Guido Bruno (1884-1942) was a well-known Greenwich Village character, and small press publisher and editor, sometimes called "the Barnum of Bohemia."

He was based at his "Garret on Washington Square" where for an admission fee tourists could observe "genuine Bohemian" artists at work. He produced a series of little magazine publications from there, including Bruno's Weekly, Bruno's Monthly, Bruno's Bohemia, Greenwich Village, and the 15 cent Bruno Chap Books.

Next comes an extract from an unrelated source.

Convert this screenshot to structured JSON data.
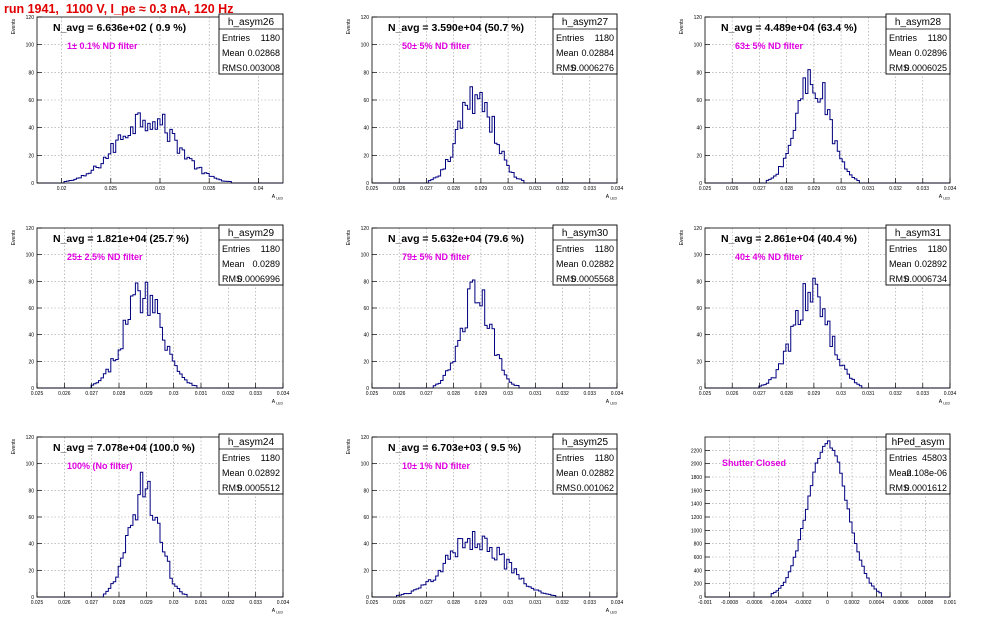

From July 1915 to December 1916, Bruno's Weekly published poems, short stories, essays, illustrations and plays, as well as special sections, such as "Children's House," and "In Our Village." The publisher was Charles Edison. Bruno's Weekly published Alfred Kreymborg, Djuna Barnes and Sadakichi Hartmann, Alfred Douglas, articles on Oscar Wilde, and Richard Aldington on the Imagists. Others were Theodore Albert Schroeder, Edna W. Underwood, and Charles Kains-Jackson.

In 1915–16, Bruno briefly partnered with Charles Edison in the operation of the "Little Thimble Theater."

He was a close associate of Frank Harris, allegedly, though, stealing Harris's diary and trying to sell it.

He emigrated to the United States as a second cabin class passenger on the S/S Friedrich der Grosse under his original name Kurt Kisch in December 1906.